How is Cognitive Computing different from Big Data and NLP?

SUMIT PANDEY

In this age of digital transformation, big data and cognitive computing are two of the most important technologies that organizations are using to gain a competitive edge. While there is some overlap between the two, they are actually quite different.

In this article, we will look at what cognitive computing is, how it is different from big data and NLP, and the advantages it has over traditional big data technologies.

Cognitive Computing:

Cognitive computing is a type of artificial intelligence that enables systems to not only capture and analyze data, but also to understand and learn from it. This is done through the use of machine learning algorithms and natural language processing techniques.

Cognitive computing systems can not only identify patterns and correlations in data, but also understand the meaning and context of the data. This makes them able to not only make better decisions but also to interact with humans in a more natural way.

Big Data:

Big data is a term that is used to describe the large volumes of data that are being generated by organizations today. The volume, variety, and velocity of data is growing at an unprecedented rate, and organizations are struggling to keep up.

Big data technologies are designed to help organizations capture, process, and analyze this data in order to find insights and make better decisions.

NLP:

Natural language processing (NLP) is a field of artificial intelligence that is concerned with the understanding of human language. NLP techniques are used to convert text into a form that can be processed by computers. This can be done by identifying the individual words in the text, as well as the relationships between them. NLP can be used to extract insights from text data, as well as to interact with humans in a more natural way.
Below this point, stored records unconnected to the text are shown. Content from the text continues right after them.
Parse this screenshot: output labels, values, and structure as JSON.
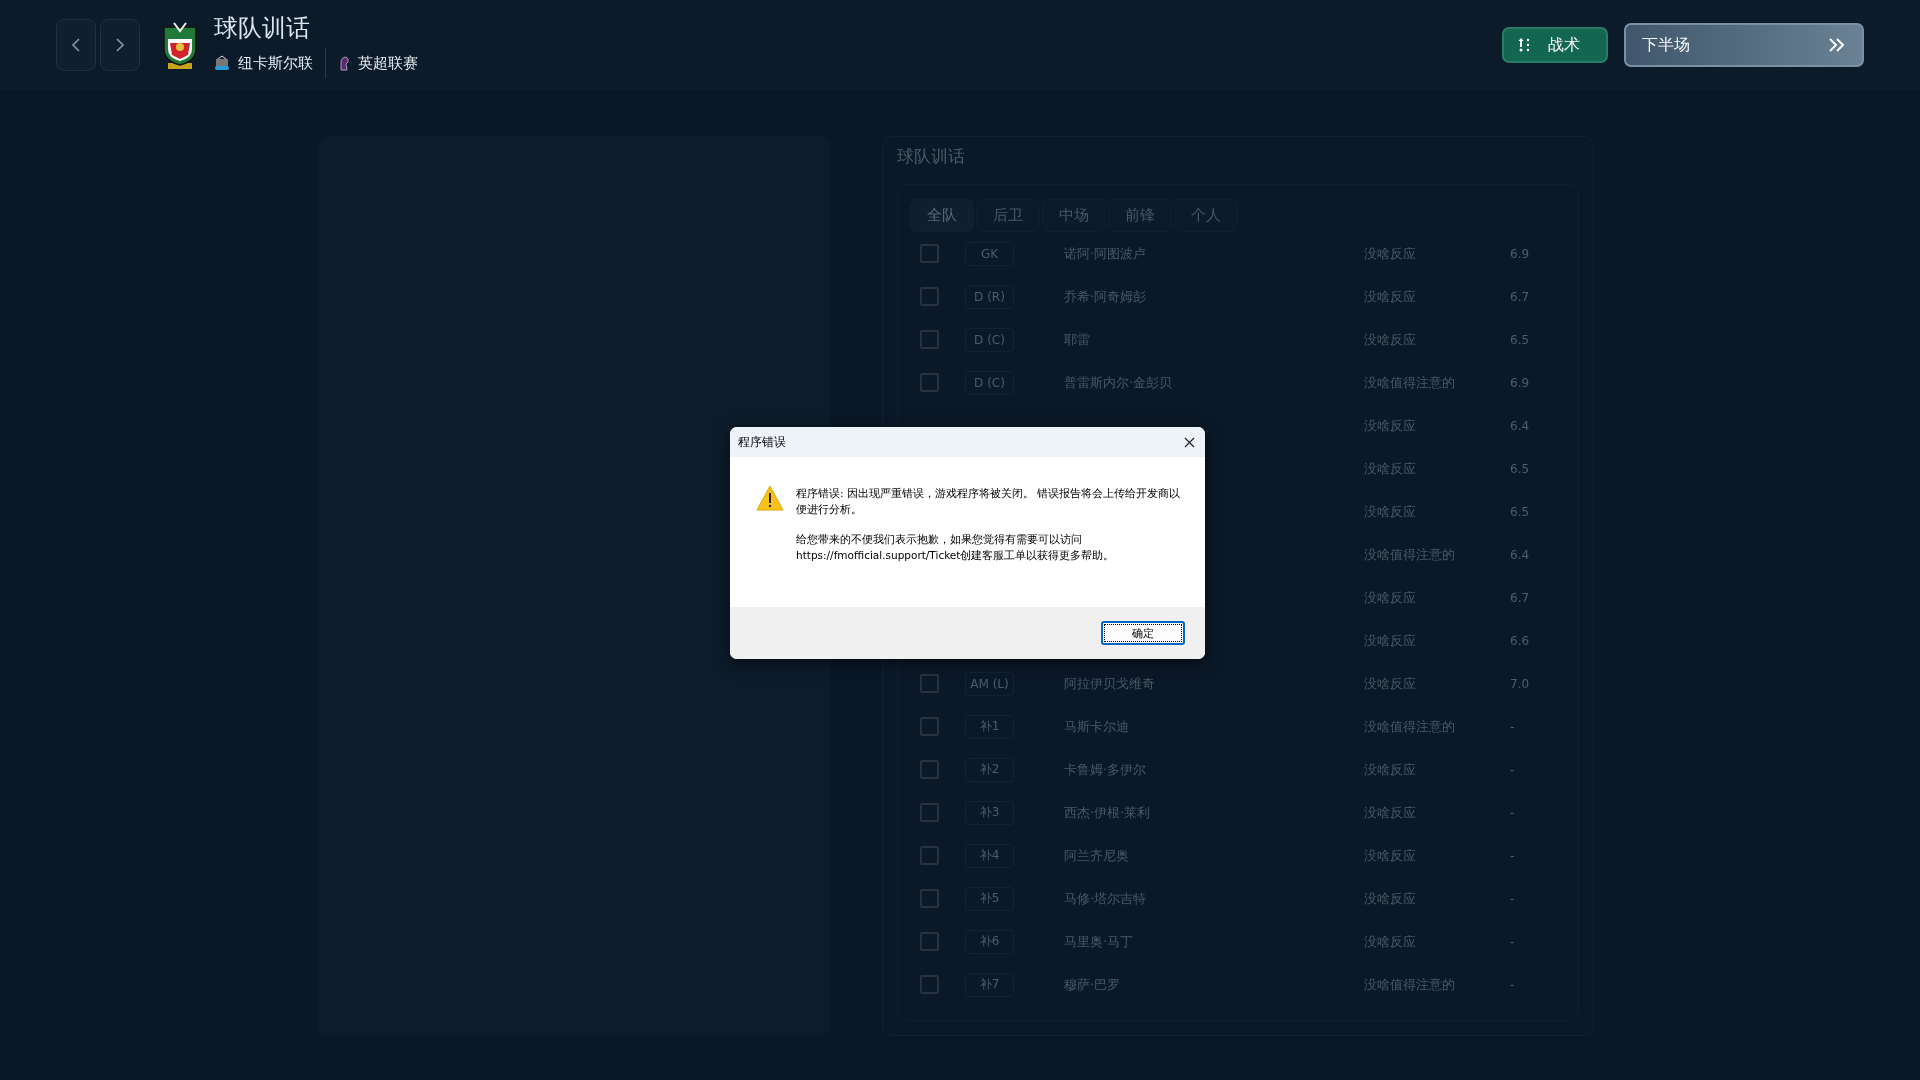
{
  "header": {
    "title": "球队训话",
    "club": "纽卡斯尔联",
    "league": "英超联赛",
    "tactics_button": "战术",
    "next_button": "下半场"
  },
  "panel": {
    "title": "球队训话",
    "tabs": [
      {
        "label": "全队",
        "selected": true
      },
      {
        "label": "后卫",
        "selected": false
      },
      {
        "label": "中场",
        "selected": false
      },
      {
        "label": "前锋",
        "selected": false
      },
      {
        "label": "个人",
        "selected": false
      }
    ],
    "rows": [
      {
        "checked": false,
        "position": "GK",
        "name": "诺阿·阿图波卢",
        "reaction": "没啥反应",
        "rating": "6.9"
      },
      {
        "checked": false,
        "position": "D (R)",
        "name": "乔希·阿奇姆彭",
        "reaction": "没啥反应",
        "rating": "6.7"
      },
      {
        "checked": false,
        "position": "D (C)",
        "name": "耶雷",
        "reaction": "没啥反应",
        "rating": "6.5"
      },
      {
        "checked": false,
        "position": "D (C)",
        "name": "普雷斯内尔·金彭贝",
        "reaction": "没啥值得注意的",
        "rating": "6.9"
      },
      {
        "reaction": "没啥反应",
        "rating": "6.4"
      },
      {
        "reaction": "没啥反应",
        "rating": "6.5"
      },
      {
        "reaction": "没啥反应",
        "rating": "6.5"
      },
      {
        "reaction": "没啥值得注意的",
        "rating": "6.4"
      },
      {
        "reaction": "没啥反应",
        "rating": "6.7"
      },
      {
        "reaction": "没啥反应",
        "rating": "6.6"
      },
      {
        "checked": false,
        "position": "AM (L)",
        "name": "阿拉伊贝戈维奇",
        "reaction": "没啥反应",
        "rating": "7.0"
      },
      {
        "checked": false,
        "position": "补1",
        "name": "马斯卡尔迪",
        "reaction": "没啥值得注意的",
        "rating": "-"
      },
      {
        "checked": false,
        "position": "补2",
        "name": "卡鲁姆·多伊尔",
        "reaction": "没啥反应",
        "rating": "-"
      },
      {
        "checked": false,
        "position": "补3",
        "name": "西杰·伊根·莱利",
        "reaction": "没啥反应",
        "rating": "-"
      },
      {
        "checked": false,
        "position": "补4",
        "name": "阿兰齐尼奥",
        "reaction": "没啥反应",
        "rating": "-"
      },
      {
        "checked": false,
        "position": "补5",
        "name": "马修·塔尔吉特",
        "reaction": "没啥反应",
        "rating": "-"
      },
      {
        "checked": false,
        "position": "补6",
        "name": "马里奥·马丁",
        "reaction": "没啥反应",
        "rating": "-"
      },
      {
        "checked": false,
        "position": "补7",
        "name": "穆萨·巴罗",
        "reaction": "没啥值得注意的",
        "rating": "-"
      }
    ]
  },
  "dialog": {
    "title": "程序错误",
    "message": "程序错误: 因出现严重错误，游戏程序将被关闭。 错误报告将会上传给开发商以便进行分析。",
    "message_2": "给您带来的不便我们表示抱歉，如果您觉得有需要可以访问 https://fmofficial.support/Ticket创建客服工单以获得更多帮助。",
    "ok_button": "确定"
  }
}
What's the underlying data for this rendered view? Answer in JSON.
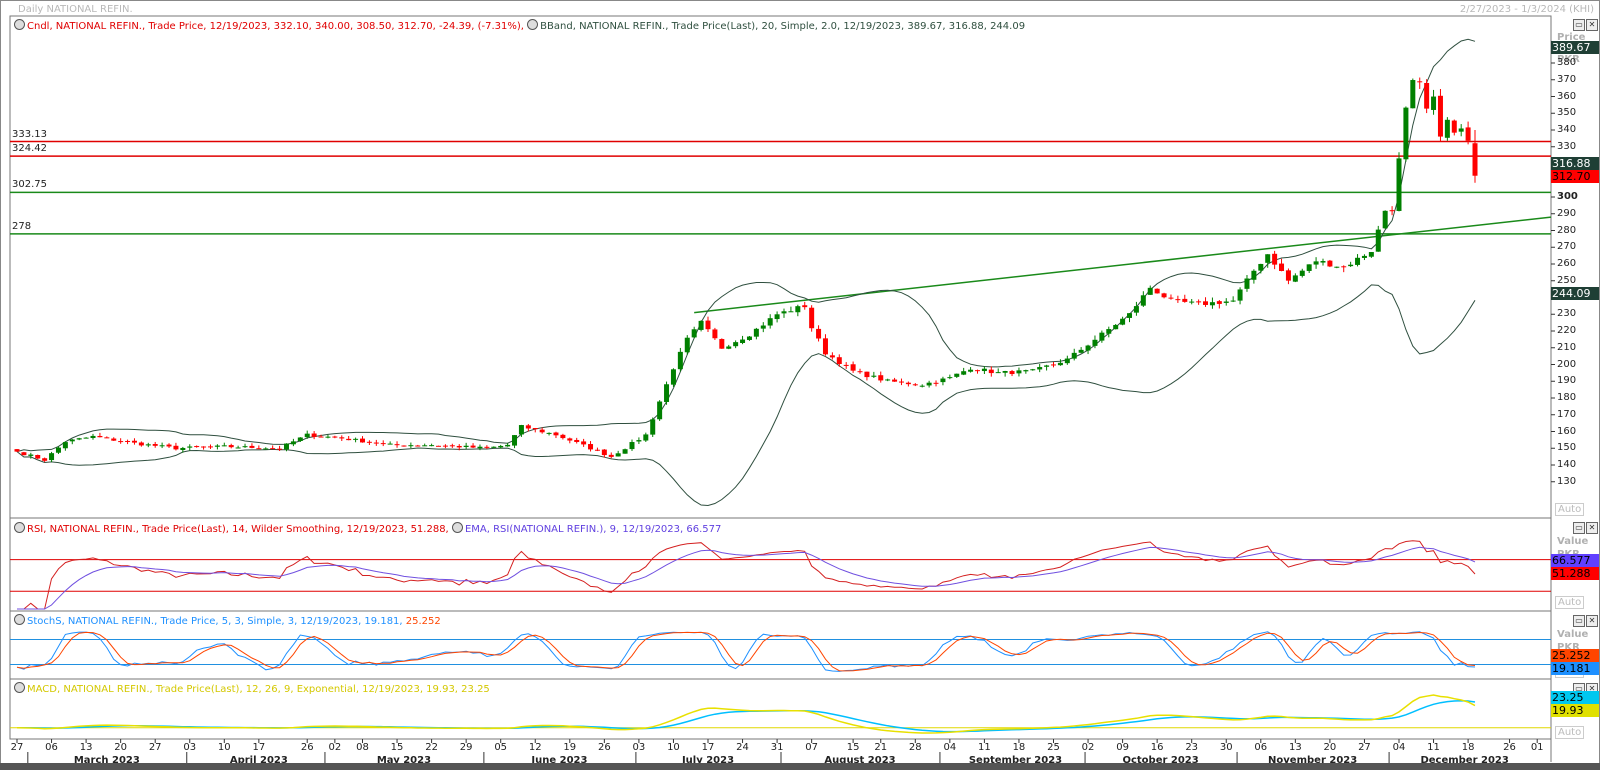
{
  "window": {
    "title": "Daily NATIONAL REFIN.",
    "range": "2/27/2023 - 1/3/2024 (KHI)"
  },
  "legends": {
    "candle": "Cndl, NATIONAL REFIN., Trade Price, 12/19/2023, 332.10, 340.00, 308.50, 312.70, -24.39, (-7.31%),",
    "bband": "BBand, NATIONAL REFIN., Trade Price(Last), 20, Simple, 2.0, 12/19/2023, 389.67, 316.88, 244.09",
    "rsi": "RSI, NATIONAL REFIN., Trade Price(Last), 14, Wilder Smoothing, 12/19/2023, 51.288,",
    "ema": "EMA, RSI(NATIONAL REFIN.), 9, 12/19/2023, 66.577",
    "stoch": "StochS, NATIONAL REFIN., Trade Price, 5, 3, Simple, 3, 12/19/2023, 19.181,",
    "stoch2": "25.252",
    "macd": "MACD, NATIONAL REFIN., Trade Price(Last), 12, 26, 9, Exponential, 12/19/2023, 19.93, 23.25"
  },
  "colors": {
    "up": "#008000",
    "down": "#ff0000",
    "band": "#2f4f3f",
    "rsi": "#d42020",
    "ema": "#7050e0",
    "stochK": "#1e90ff",
    "stochD": "#ff4500",
    "macd": "#e8e000",
    "signal": "#00bfff",
    "hline_red": "#e00000",
    "hline_green": "#1a8a1a"
  },
  "chart_data": {
    "type": "candlestick",
    "ylim": [
      120,
      392
    ],
    "y_ticks": [
      130,
      140,
      150,
      160,
      170,
      180,
      190,
      200,
      210,
      220,
      230,
      240,
      250,
      260,
      270,
      280,
      290,
      300,
      310,
      320,
      330,
      340,
      350,
      360,
      370,
      380
    ],
    "price_unit": "Price PKR",
    "last_candle": {
      "date": "2023-12-19",
      "open": 332.1,
      "high": 340.0,
      "low": 308.5,
      "close": 312.7,
      "change": -24.39,
      "change_pct": -7.31
    },
    "close_path": [
      [
        "2023-02-27",
        148
      ],
      [
        "2023-03-03",
        143
      ],
      [
        "2023-03-08",
        154
      ],
      [
        "2023-03-14",
        157
      ],
      [
        "2023-03-22",
        153
      ],
      [
        "2023-03-30",
        150
      ],
      [
        "2023-04-10",
        151
      ],
      [
        "2023-04-20",
        150
      ],
      [
        "2023-04-26",
        158
      ],
      [
        "2023-05-03",
        156
      ],
      [
        "2023-05-12",
        152
      ],
      [
        "2023-05-22",
        152
      ],
      [
        "2023-06-01",
        150
      ],
      [
        "2023-06-06",
        152
      ],
      [
        "2023-06-08",
        163
      ],
      [
        "2023-06-15",
        158
      ],
      [
        "2023-06-22",
        150
      ],
      [
        "2023-06-27",
        145
      ],
      [
        "2023-07-04",
        158
      ],
      [
        "2023-07-06",
        178
      ],
      [
        "2023-07-10",
        198
      ],
      [
        "2023-07-12",
        215
      ],
      [
        "2023-07-14",
        225
      ],
      [
        "2023-07-19",
        210
      ],
      [
        "2023-07-25",
        218
      ],
      [
        "2023-07-31",
        230
      ],
      [
        "2023-08-04",
        235
      ],
      [
        "2023-08-07",
        222
      ],
      [
        "2023-08-09",
        207
      ],
      [
        "2023-08-15",
        196
      ],
      [
        "2023-08-22",
        190
      ],
      [
        "2023-08-29",
        188
      ],
      [
        "2023-09-04",
        192
      ],
      [
        "2023-09-07",
        198
      ],
      [
        "2023-09-13",
        195
      ],
      [
        "2023-09-20",
        196
      ],
      [
        "2023-09-27",
        203
      ],
      [
        "2023-10-04",
        218
      ],
      [
        "2023-10-10",
        230
      ],
      [
        "2023-10-13",
        246
      ],
      [
        "2023-10-18",
        238
      ],
      [
        "2023-10-24",
        236
      ],
      [
        "2023-10-31",
        238
      ],
      [
        "2023-11-03",
        256
      ],
      [
        "2023-11-07",
        266
      ],
      [
        "2023-11-10",
        250
      ],
      [
        "2023-11-16",
        262
      ],
      [
        "2023-11-22",
        258
      ],
      [
        "2023-11-28",
        268
      ],
      [
        "2023-11-30",
        292
      ],
      [
        "2023-12-01",
        293
      ],
      [
        "2023-12-04",
        322
      ],
      [
        "2023-12-05",
        352
      ],
      [
        "2023-12-06",
        368
      ],
      [
        "2023-12-07",
        367
      ],
      [
        "2023-12-08",
        352
      ],
      [
        "2023-12-11",
        358
      ],
      [
        "2023-12-12",
        338
      ],
      [
        "2023-12-13",
        345
      ],
      [
        "2023-12-14",
        338
      ],
      [
        "2023-12-15",
        340
      ],
      [
        "2023-12-18",
        332
      ],
      [
        "2023-12-19",
        312.7
      ]
    ],
    "horizontal_lines": [
      {
        "value": 333.13,
        "label": "333.13",
        "color": "red"
      },
      {
        "value": 324.42,
        "label": "324.42",
        "color": "red"
      },
      {
        "value": 302.75,
        "label": "302.75",
        "color": "green"
      },
      {
        "value": 278,
        "label": "278",
        "color": "green"
      }
    ],
    "trendline": {
      "from": [
        "2023-07-13",
        231
      ],
      "to": [
        "2024-01-03",
        288
      ]
    },
    "bband": {
      "period": 20,
      "stddev": 2.0,
      "upper": 389.67,
      "middle": 316.88,
      "lower": 244.09
    },
    "rsi": {
      "period": 14,
      "value": 51.288,
      "ema_period": 9,
      "ema_value": 66.577,
      "levels": [
        70,
        30
      ],
      "ylim": [
        10,
        100
      ],
      "tick": "40"
    },
    "stoch": {
      "k": 19.181,
      "d": 25.252,
      "levels": [
        80,
        20
      ],
      "ylim": [
        -10,
        110
      ]
    },
    "macd": {
      "macd": 19.93,
      "signal": 23.25
    },
    "x_ticks": [
      "2023-02-27",
      "2023-03-06",
      "2023-03-13",
      "2023-03-20",
      "2023-03-27",
      "2023-04-03",
      "2023-04-10",
      "2023-04-17",
      "2023-04-26",
      "2023-05-02",
      "2023-05-08",
      "2023-05-15",
      "2023-05-22",
      "2023-05-29",
      "2023-06-05",
      "2023-06-12",
      "2023-06-19",
      "2023-06-26",
      "2023-07-03",
      "2023-07-10",
      "2023-07-17",
      "2023-07-24",
      "2023-07-31",
      "2023-08-07",
      "2023-08-15",
      "2023-08-21",
      "2023-08-28",
      "2023-09-04",
      "2023-09-11",
      "2023-09-18",
      "2023-09-25",
      "2023-10-02",
      "2023-10-09",
      "2023-10-16",
      "2023-10-23",
      "2023-10-30",
      "2023-11-06",
      "2023-11-13",
      "2023-11-20",
      "2023-11-27",
      "2023-12-04",
      "2023-12-11",
      "2023-12-18",
      "2023-12-26",
      "2024-01-01"
    ],
    "x_tick_labels": [
      "27",
      "06",
      "13",
      "20",
      "27",
      "03",
      "10",
      "17",
      "26",
      "02",
      "08",
      "15",
      "22",
      "29",
      "05",
      "12",
      "19",
      "26",
      "03",
      "10",
      "17",
      "24",
      "31",
      "07",
      "15",
      "21",
      "28",
      "04",
      "11",
      "18",
      "25",
      "02",
      "09",
      "16",
      "23",
      "30",
      "06",
      "13",
      "20",
      "27",
      "04",
      "11",
      "18",
      "26",
      "01"
    ],
    "months": [
      {
        "label": "March 2023",
        "start": "2023-03-01",
        "end": "2023-03-31"
      },
      {
        "label": "April 2023",
        "start": "2023-04-01",
        "end": "2023-04-30"
      },
      {
        "label": "May 2023",
        "start": "2023-05-01",
        "end": "2023-05-31"
      },
      {
        "label": "June 2023",
        "start": "2023-06-01",
        "end": "2023-06-30"
      },
      {
        "label": "July 2023",
        "start": "2023-07-01",
        "end": "2023-07-31"
      },
      {
        "label": "August 2023",
        "start": "2023-08-01",
        "end": "2023-08-31"
      },
      {
        "label": "September 2023",
        "start": "2023-09-01",
        "end": "2023-09-30"
      },
      {
        "label": "October 2023",
        "start": "2023-10-01",
        "end": "2023-10-31"
      },
      {
        "label": "November 2023",
        "start": "2023-11-01",
        "end": "2023-11-30"
      },
      {
        "label": "December 2023",
        "start": "2023-12-01",
        "end": "2023-12-31"
      }
    ]
  },
  "axis": {
    "auto": "Auto",
    "value": "Value",
    "pkr": "PKR",
    "price": "Price",
    "rsi_box_ema": "66.577",
    "rsi_box_rsi": "51.288",
    "stoch_box_d": "25.252",
    "stoch_box_k": "19.181",
    "macd_box_signal": "23.25",
    "macd_box_macd": "19.93",
    "price_box_upper": "389.67",
    "price_box_mid": "316.88",
    "price_box_last": "312.70",
    "price_box_lower": "244.09"
  }
}
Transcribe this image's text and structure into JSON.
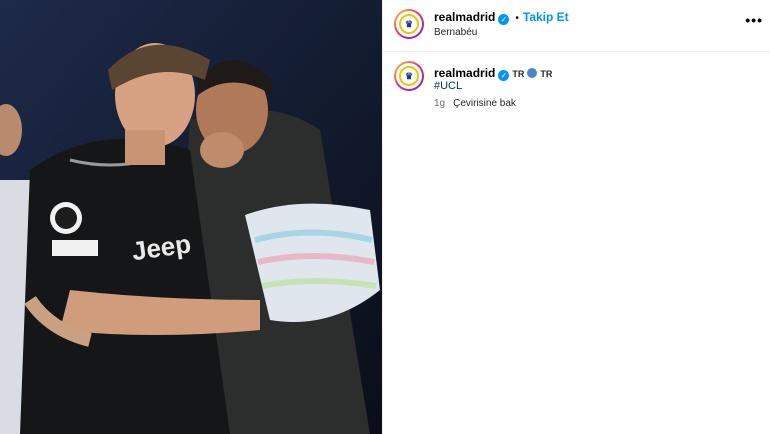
{
  "header": {
    "username": "realmadrid",
    "separator": "•",
    "follow_label": "Takip Et",
    "location": "Bernabéu",
    "more_label": "•••"
  },
  "caption": {
    "username": "realmadrid",
    "lang_badge_1": "TR",
    "lang_badge_2": "TR",
    "hashtag": "#UCL",
    "time_ago": "1g",
    "translate_label": "Çevirisine bak"
  },
  "colors": {
    "accent_blue": "#0095f6",
    "verified": "#0095f6",
    "hashtag": "#00376b"
  },
  "icons": [
    "verified-badge-icon",
    "globe-icon",
    "more-options-icon"
  ]
}
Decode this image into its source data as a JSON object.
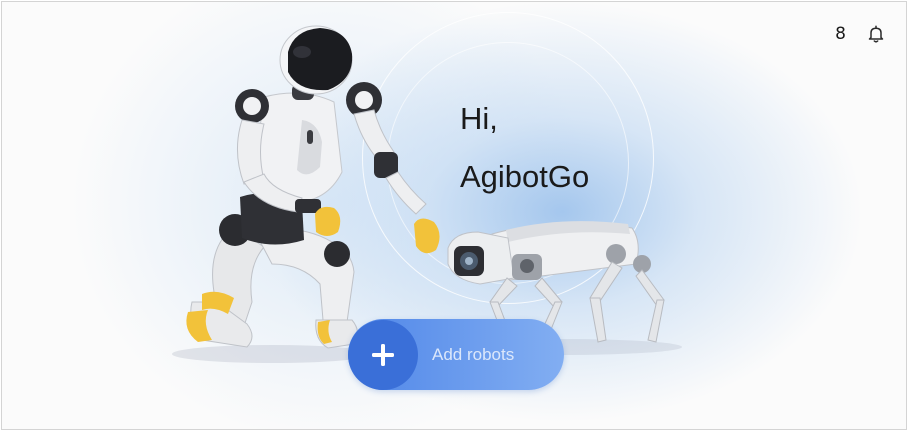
{
  "header": {
    "count": "8",
    "bell_icon": "bell-icon"
  },
  "greeting": {
    "line1": "Hi,",
    "line2": "AgibotGo"
  },
  "add_robots": {
    "label": "Add robots",
    "icon": "plus-icon"
  },
  "colors": {
    "button_primary": "#3a6fd8",
    "button_gradient_end": "#82aef2",
    "background_glow": "#b9d3f2"
  }
}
Here are the advantages of cognitive computing vs. traditional big data technologies for these problems:

1. Cognitive computing systems are better at understanding the meaning and context of data. This makes them better at identifying patterns and correlations, as well as making decisions.

2. Cognitive computing systems can interact with humans in a more natural way. This makes them more user-friendly and allows them to extract more insights from text data.

3. Cognitive computing systems are powered by machine learning algorithms and natural language processing techniques. This makes them more efficient and allows them to learn on their own over time.

4. Cognitive computing systems are scalable and can handle large volumes of data. This makes them better suited for big data applications.

Bottom Line

Cognitive computing is a more advanced form of artificial intelligence that enables systems to not only capture and analyze data, but also to understand and learn from it. This makes them better at making decisions and extracting insights from text data.

Cognitive computing systems are powered by machine learning algorithms and natural language processing techniques, which makes them more efficient and allows them to learn on their own over time. They are also scalable and can handle large volumes of data.